Trafics d’armes, d’êtres humains, d’hydrocarbures, de drogue, dont certains alimentent des réseaux terroristes, piraterie, pêche illicite… À l’ouest de l’Afrique, depuis trois ans, les pays du golfe de Guinée coopèrent pour rétablir la sécurité. Un enjeu stratégique pour la France aussi, qui prête son concours, via Brest et Lorient.
L’information est passée inaperçue l’été dernier. Un capitaine breton (de Landéda), aux commandes d’un navire étranger, a été pris en otage par des pirates au large du Nigeria, le 30 juillet. « Il a finalement été libéré le 19 août suivant », rapporte à Brest, le préfet maritime de l’Atlantique, le vice-amiral d’escadre Emmanuel de Oliveira. Il y a quelques années encore, près de 200 cas annuels de piraterie étaient recensés dans le golfe de Guinée, dont « plus de 80 % au large du seul Nigeria ».

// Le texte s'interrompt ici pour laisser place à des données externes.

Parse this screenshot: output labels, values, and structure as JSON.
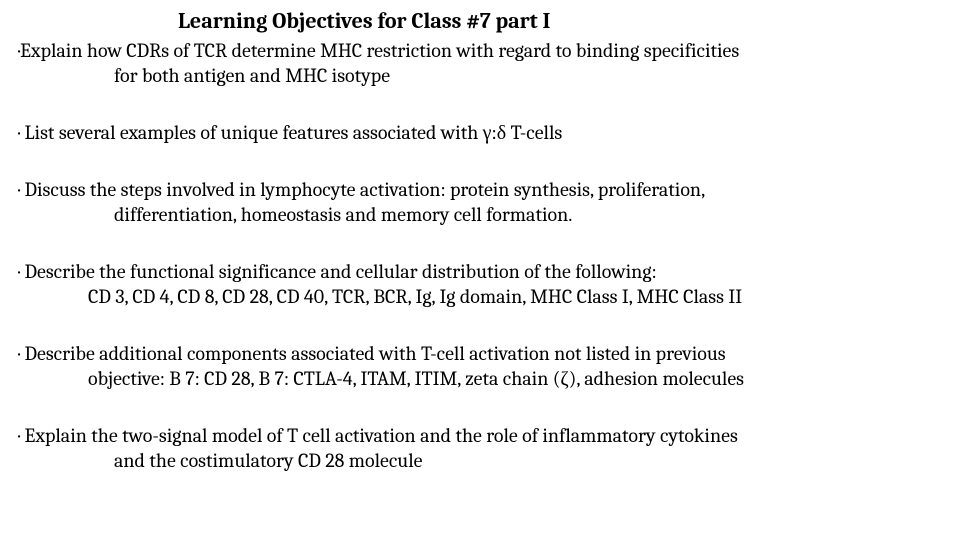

Actes de piraterie divisés par deux
« Depuis que les pays africains de cette zone ont accepté de coopérer, il y a trois ans, les faits ont été divisés par deux », se félicite le préfet maritime de l’Atlantique, qui a la charge des opérations dans le golfe de Guinée. La prise de conscience s’est concrétisée lors du sommet de Yaoundé, au Cameroun, en 2013. Vingt pays de cette région tentent depuis de rétablir la sécurité dans le golfe. Tous les ans, le point est fait lors d’un symposium. C’était le cas il y a quelques jours, à Dakar, d’où le préfet maritime de l’Atlantique vient tout juste de rentrer. « Ces pays sont désormais capables de gérer des interventions en mer. C’est simple, la France n’intervient plus directement depuis 2013 pour les actes de piraterie et de brigandage », explique-t-il, pointant en revanche des problèmes sur la détection, le guidage, la coordination et la communication entre pays de la zone.

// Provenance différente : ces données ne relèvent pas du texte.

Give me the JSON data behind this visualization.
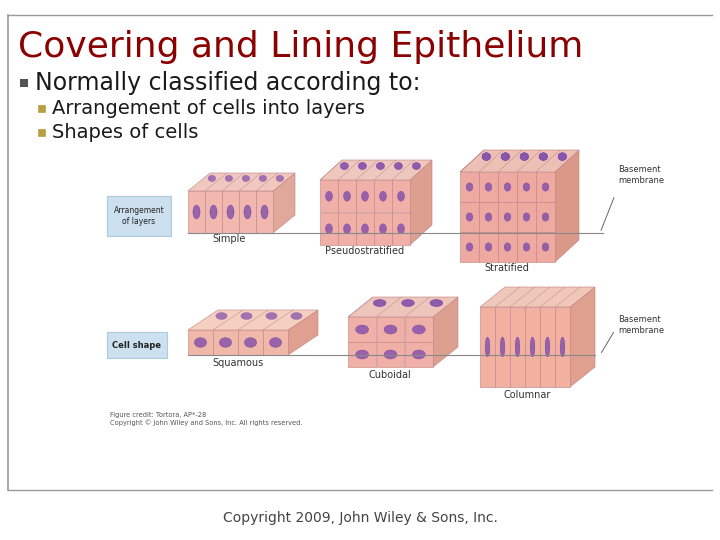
{
  "title": "Covering and Lining Epithelium",
  "title_color": "#8B0000",
  "title_fontsize": 26,
  "bullet1": "Normally classified according to:",
  "bullet1_color": "#1a1a1a",
  "bullet1_fontsize": 17,
  "subbullet1": "Arrangement of cells into layers",
  "subbullet2": "Shapes of cells",
  "subbullet_color": "#1a1a1a",
  "subbullet_fontsize": 14,
  "copyright": "Copyright 2009, John Wiley & Sons, Inc.",
  "copyright_fontsize": 10,
  "copyright_color": "#444444",
  "bg_color": "#ffffff",
  "line_color": "#999999",
  "bullet_sq_color": "#555555",
  "sub_sq_color": "#b8a040",
  "cell_pink": "#f0b8b0",
  "cell_pink2": "#e8a098",
  "nucleus_purple": "#8855aa",
  "cell_edge": "#c08080",
  "label_box1_bg": "#cce0f0",
  "label_box2_bg": "#cce0f0",
  "caption_color": "#555555"
}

L’uranium des centrales… et le poivre du pâté Hénaff
La France apporte son concours, avec d’autres pays européens. Un à deux bateaux, aviso et/ou frégate, de Brest, et un Falcon 50 de la base aéronavale de Lann-Bihoué, sont positionnés en permanence dans la zone. « C’est d’abord pour assurer la sécurité des quelque 80.000 ressortissants français présents dans cette région », pointe le préfet maritime. Dernière évacuation en date : l’an dernier, en Gambie.
D’autres navires et moyens peuvent être activés et déployés, entre 24 heures et cinq jours. La zone est également stratégique pour la France. « 25 % de notre pétrole provient de cette zone. De nombreuses entreprises sont également présentes, dont plusieurs bretonnes (chantiers Piriou qui fournissent notamment des bateaux à ces pays, Hénaff qui y extrait le poivre bio nécessaire à son célèbre pâté…) », illustre Emmanuel de Oliveira. C’est aussi ici que transite l’uranium (Niger) qui alimente les centrales électriques françaises.
Ressource en poissons : urgence vitale
La France veille aussi sur les quelque 3.000 gros navires (dont 60 à 80 battant pavillon français) qui transitent chaque jour dans le golfe.
Pour les vingt pays africains concernés, l’enjeu n’est pas seulement économique. « La pêche illégale (400 chalutiers actuellement) et la pollution ont anéanti la vie marine, et la ressource en poissons, qui représente 70 % des apports en protéines pour les populations. À court terme, si rien n’est fait, celles-ci sont condamnées à mourir de faim », martèle le préfet maritime, qui reste « très pessimiste » sur les enjeux mais « très optimiste sur la prise en charge de ces problèmes par les États africains eux-mêmes ». Prochain bilan dans un an, avec un symposium qui pourrait se dérouler… en Bretagne.